Barcellona ha 1000 richieste di asilo, “persone che si trovano nel limbo, per la lentezza del processo burocratico. Abbiamo pensato che possono essere le città a proporsi come ‘luoghi di collaborazione’ per creare una rete di città di rifugio e asilo di fronte alla crisi umanitaria”, ha detto Colau. Sarà ogni cittadino, a secondo delle proprie possibilità, ad offrire aiuto al rifugiato, sia con un posto letto o donazione economica o materiale. “La reazione, a pochi giorni della proposta, – ha aggiunto Colau è stata molto attiva.
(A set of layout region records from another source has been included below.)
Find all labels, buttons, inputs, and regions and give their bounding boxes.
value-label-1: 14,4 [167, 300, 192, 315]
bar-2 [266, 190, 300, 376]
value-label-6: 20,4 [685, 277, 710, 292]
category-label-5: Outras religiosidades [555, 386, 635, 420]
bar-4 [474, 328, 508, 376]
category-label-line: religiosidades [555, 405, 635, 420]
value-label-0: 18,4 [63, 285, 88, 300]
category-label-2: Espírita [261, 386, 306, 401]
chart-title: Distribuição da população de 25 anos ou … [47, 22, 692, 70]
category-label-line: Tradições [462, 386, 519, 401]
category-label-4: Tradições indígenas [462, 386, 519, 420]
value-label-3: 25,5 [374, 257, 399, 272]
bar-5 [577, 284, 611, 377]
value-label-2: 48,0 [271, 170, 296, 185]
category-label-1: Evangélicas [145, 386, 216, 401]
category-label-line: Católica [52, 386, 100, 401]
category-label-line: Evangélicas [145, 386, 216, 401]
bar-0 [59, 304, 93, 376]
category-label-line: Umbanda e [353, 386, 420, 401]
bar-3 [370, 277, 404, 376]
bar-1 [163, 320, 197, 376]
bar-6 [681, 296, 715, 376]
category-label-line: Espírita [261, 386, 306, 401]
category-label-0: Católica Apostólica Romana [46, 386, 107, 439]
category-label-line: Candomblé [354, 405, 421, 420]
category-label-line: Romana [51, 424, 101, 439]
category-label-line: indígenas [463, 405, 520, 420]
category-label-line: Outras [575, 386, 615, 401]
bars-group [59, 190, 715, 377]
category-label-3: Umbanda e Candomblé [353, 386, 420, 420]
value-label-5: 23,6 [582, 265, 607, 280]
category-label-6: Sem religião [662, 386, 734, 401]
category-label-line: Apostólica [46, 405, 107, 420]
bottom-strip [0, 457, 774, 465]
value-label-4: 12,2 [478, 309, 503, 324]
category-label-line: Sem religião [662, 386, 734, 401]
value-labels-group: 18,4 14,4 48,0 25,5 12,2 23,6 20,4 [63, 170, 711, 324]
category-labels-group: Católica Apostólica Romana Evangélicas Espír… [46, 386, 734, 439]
La nostra società non è indifferente al dolore umano”.

LA RISPOSTA DI MADRID

All’iniziativa di Colau si è voluto aggiungere il sindaco di Madrid, Manuela Carmena, anche lei legata al partito Podemos. Carmena ha sollecitato una risposta al governo centrale per gestire l’emergenza immigrazione: “Devono assumersi le proprie responsabilità e coordinare una soluzione con le amministrazioni autonome e municipali. Madrid ha un carattere aperto e solidale, specialmente con le persone che sono costrette a scappare degli orrori della guerra”. Il sindaco ha detto che disporrà di una parte del bilancio 2016 per “abitazioni e stanze per rifugiati” e lavorerà insieme a Barcellona alla rete di Città di accoglienza. I due sindaci si incontreranno la settimana prossima per mettere a punto la strategia. “Siamo due grandi città diverse ma di accoglienza. Stiamo preparando il bilancio per abitazioni e quote per i rifugiati”, ha detto Carmena.

ALTRE CITTÀ DI ACCOGLIENZA

Dalle pagine di Abc si legge che il sindaco di Valencia, Joan Ribó, ha intenzione di entrare nella rete di città rifugio, ma vuole aspettare la contro-proposta del governo. L’Ayuntamiento di Coruña sta studiando la proposta di Colau perché la trova “interessante” ed è in contatto con diverse ong della città. L’amministrazione di Las Palmas di Gran Canaria si è detta disposta ad accogliere rifugiati, ma con la condizione che sia il governo centrale a mettere a disposizione infrastrutture e risorse. I Paesi Baschi non hanno ancora risposto, ma il portavoce del governo, Josu Erkoreka, si è detto disposto a offrire risorse per attendere l’emergenza umanitaria.